ランチタイムと居酒屋営業の間、飲食店でいうところのアイドルタイムに、店内には、子どもたちの「おいしい!」「ごちそうさまでした!」という元気な声が響いていました。
代表の望月さんは「飲食業に関わる人って誰かに喜んでもらいたいという想いが強いんですよ。困っている人がいたらサポートしたいし、居場所を必要としている子どもがいたら応援したい」と話し、厨房で仕込みに励む浩平さんも「メニューを考えるのは大変なんですけどね(笑)。せっかくならおいしいものを食べてほしいです。子どもたちのおいしかった!の一言は本当に嬉しいですね」と教えてくれました。

お二人に今後の展望を伺うと「子どもたちをサポートする取組が広がったらいい、できれば各中学校区にひとつずつ。ノウハウやアイデアなども共有できるし、点が線でつながり、沼津全体に子どもたちの居場所が広がるといいですね」と力強く語ってくれました。

■昔、子どもだった皆さんへ。
ここまで紹介したのはほんの一例ですが、市内には様々な子どもの居場所があります。食事の提供や学習支援、遊びや体験の提供、多世代の交流などに加えて、災害発生時に子どもが物理的、精神的なよりどころとする役割も期待されています。
取材を通して分かったのは、子どもの居場所には子どもたちの笑顔があるということ。そして、子どもたちを見守る大人たちにも笑顔があり、どこか懐かしさすら感じるコミュニケーションがあふれていました。

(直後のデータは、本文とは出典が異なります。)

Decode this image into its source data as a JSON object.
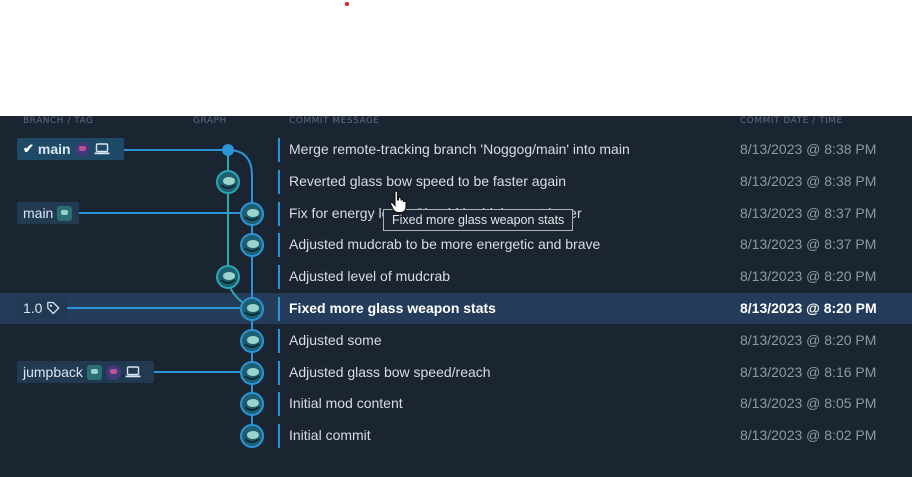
{
  "headers": {
    "branch_tag": "BRANCH / TAG",
    "graph": "GRAPH",
    "commit_message": "COMMIT MESSAGE",
    "commit_date": "COMMIT DATE / TIME"
  },
  "refs": {
    "main_head": {
      "label": "main",
      "icons": [
        "check-icon",
        "avatar-icon",
        "laptop-icon"
      ]
    },
    "main_remote": {
      "label": "main",
      "icons": [
        "avatar-icon"
      ]
    },
    "tag": {
      "label": "1.0",
      "icons": [
        "tag-icon"
      ]
    },
    "jumpback": {
      "label": "jumpback",
      "icons": [
        "avatar-icon",
        "avatar-icon",
        "laptop-icon"
      ]
    }
  },
  "commits": [
    {
      "message": "Merge remote-tracking branch 'Noggog/main' into main",
      "date": "8/13/2023 @ 8:38 PM"
    },
    {
      "message": "Reverted glass bow speed to be faster again",
      "date": "8/13/2023 @ 8:38 PM"
    },
    {
      "message": "Fix for energy level. Should be higher not lower",
      "date": "8/13/2023 @ 8:37 PM"
    },
    {
      "message": "Adjusted mudcrab to be more energetic and brave",
      "date": "8/13/2023 @ 8:37 PM"
    },
    {
      "message": "Adjusted level of mudcrab",
      "date": "8/13/2023 @ 8:20 PM"
    },
    {
      "message": "Fixed more glass weapon stats",
      "date": "8/13/2023 @ 8:20 PM",
      "selected": true
    },
    {
      "message": "Adjusted some",
      "date": "8/13/2023 @ 8:20 PM"
    },
    {
      "message": "Adjusted glass bow speed/reach",
      "date": "8/13/2023 @ 8:16 PM"
    },
    {
      "message": "Initial mod content",
      "date": "8/13/2023 @ 8:05 PM"
    },
    {
      "message": "Initial commit",
      "date": "8/13/2023 @ 8:02 PM"
    }
  ],
  "tooltip": "Fixed more glass weapon stats",
  "colors": {
    "panel_bg": "#1b2431",
    "selected_row": "#243c5a",
    "branch_line": "#2b94d7",
    "lane2": "#2aa7b4"
  }
}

子どもの居場所づくりに興味を持ったら、沼津市社会福祉協議会【電話】055・922・1500までご相談ください。場所や運営費など開設に向けての相談、寄付の受付、広報の支援、後援制度の案内などのサポートを実施しています。場所を開設するとなるとハードルが高く感じるかもしれませんが、ちょっと手伝う、気に掛ける、寄付をするということも子どもの居場所づくりに参加することといえます。
昔、子どもだった皆さんへ。自分がこれまで多くの人に支えられて育ってきたように、今度は支える側になってみるのはいかがでしょうか。一人ひとりの活動、そして意識が沼津に暮らす子どもたち、ひいては沼津のまちが豊かになることにつながります。